Они были большими друзьями. Я имею в виду Вобана и Кегорна. Они разделяли одни и те же духовные ценности, хотя и подходили к ним с противоположных сторон. Их борьба стала неким соревнованием умов, и в ней было нечто болезненное, если вспомнить о пролитой из-за нее крови. Но поскольку оба, отстаивая противоположные методы, откровенно верили, что их принципы способствуют спасению жизней, мне очень трудно вынести им приговор с точки зрения этики и морали.
Их преклонение перед Mystère, которое было превыше знамен, королей и отечеств, объединяло их в тайное братство, и ради него оба забывали о спорах и иерархиях. Это стало ясно, когда гарнизон покидал крепость. На этот раз им воздавались совершенно особые почести по сравнению с обычной процедурой сдачи города. Две шеренги французских солдат выстроились у ворот Намюра, приветствуя противника.
Первым шагал голландец с лицом-огурцом, а за ним – все его солдаты с развевающимися знаменами. Когда Кегорн поравнялся с Вобаном, они обменялись приветствиями, держа сабли клинком вверх, так что кончики почти касались их носов, а лезвия делили лица недавних врагов на две равные половины. Двумя днями раньше каждый из них с радостью бы употребил это оружие, чтобы выпустить другому кишки.
– A la prochaine! (До скорого!) – дерзко заявил Кегорн.
– On verra (Посмотрим), – ответил ему хладнокровно маркиз.
Великолепная сцена. И их спор на этом не закончился. Ибо, если уж я решил быть беспристрастным, не могу утаить, что предупреждение огурцелицего голландца оказалось пророческим. Как в любой вечной битве, весы качнулись еще раз.
Через несколько лет армия под командованием Кегорна штурмовала ту же самую крепость! И он использовал свой метод, то есть повел бешеную атаку – и победил. К несчастью для голландца, на сей раз во главе защитников Намюра стоял не Вобан, а потому окончательное завершение этой дуэли гигантов было отложено до скончания времен.
Однако нельзя отрицать тот факт, что, к сожалению, далеко не все военные, командовавшие войсками во время осад крепостей, были убежденными последователями Вобана. Очень часто среди них встречались генералы-кегорнианцы, жестокие и циничные. Один из них, молодой и тщеславный выскочка, дерзнул отправить маркизу невероятно нахальное письмо.
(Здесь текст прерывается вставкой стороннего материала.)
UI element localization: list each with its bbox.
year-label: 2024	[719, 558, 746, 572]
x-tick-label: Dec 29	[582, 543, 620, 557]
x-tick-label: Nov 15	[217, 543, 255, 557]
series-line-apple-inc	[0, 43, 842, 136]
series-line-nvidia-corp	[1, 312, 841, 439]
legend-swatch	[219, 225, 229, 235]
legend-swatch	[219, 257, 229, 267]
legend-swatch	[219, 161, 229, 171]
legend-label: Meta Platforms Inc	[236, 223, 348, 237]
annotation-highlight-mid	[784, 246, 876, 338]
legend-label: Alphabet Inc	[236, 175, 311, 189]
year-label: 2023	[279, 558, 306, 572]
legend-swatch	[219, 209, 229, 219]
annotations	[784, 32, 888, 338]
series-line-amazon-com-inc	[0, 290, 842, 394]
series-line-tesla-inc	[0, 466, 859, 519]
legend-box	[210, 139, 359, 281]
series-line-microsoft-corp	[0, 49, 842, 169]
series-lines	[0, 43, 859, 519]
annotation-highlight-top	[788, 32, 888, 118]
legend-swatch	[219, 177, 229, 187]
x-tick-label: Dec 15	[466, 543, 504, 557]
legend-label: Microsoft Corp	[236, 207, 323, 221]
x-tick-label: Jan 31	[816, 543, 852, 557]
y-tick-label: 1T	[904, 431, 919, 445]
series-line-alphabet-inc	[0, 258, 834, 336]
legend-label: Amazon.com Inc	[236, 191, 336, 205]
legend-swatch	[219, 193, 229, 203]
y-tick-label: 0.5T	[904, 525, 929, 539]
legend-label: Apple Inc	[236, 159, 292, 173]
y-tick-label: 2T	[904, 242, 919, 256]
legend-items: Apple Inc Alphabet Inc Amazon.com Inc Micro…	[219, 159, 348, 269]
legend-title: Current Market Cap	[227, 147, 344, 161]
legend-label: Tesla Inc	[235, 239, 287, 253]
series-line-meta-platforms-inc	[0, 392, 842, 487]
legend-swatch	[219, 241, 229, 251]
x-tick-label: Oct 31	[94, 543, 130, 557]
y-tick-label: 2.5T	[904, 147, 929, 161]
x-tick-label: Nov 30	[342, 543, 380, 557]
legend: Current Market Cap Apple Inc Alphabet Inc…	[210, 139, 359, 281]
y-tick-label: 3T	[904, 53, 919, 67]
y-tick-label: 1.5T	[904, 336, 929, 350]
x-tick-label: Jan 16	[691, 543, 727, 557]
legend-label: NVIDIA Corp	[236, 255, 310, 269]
Звали его Джеймс Фитцджеймс Стюарт, герцог де Бервик. (Я прошу вас запомнить это имя, которое, к несчастью, не раз появится в нашем повествовании! Если бы не он, ни трагедии Барселоны, ни моих несчастий никогда бы не случилось.)
В 1705 году я еще не слыхал о Бервике, который в это время стоял во главе французских войск, готовившихся к штурму Ниццы. Как я узнал потом, Вобан считал эту операцию пустой тратой времени и денег; кроме того, он не хотел рисковать отборными частями солдат. Бервик же придерживался противоположного мнения и, будучи самым тщеславным из кегорнианцев, продолжал осаду города, несмотря на то что маркиз неустанно писал ему письма, советуя отказаться от этой затеи.
Герцогу это, должно быть, изрядно надоело, потому что в один прекрасный день в Базош пришло от него письмо, написанное с поля сражения. Тон его был ехидным и высокомерным.
Как Вы можете убедиться, сеньор, Ницца пала. Город был взят очень быстро, хотя мы предприняли штурм на участке, который, по Вашему мнению, для этого не годился. Надеюсь, что впредь Вы не будете спорить с тем, что в первую очередь следует прислушиваться к мнению людей, которые непосредственно ведут операции на поле сражений, а не к тем, кто позволяет себе оценивать ситуацию, находясь в двухстах милях от наших позиций.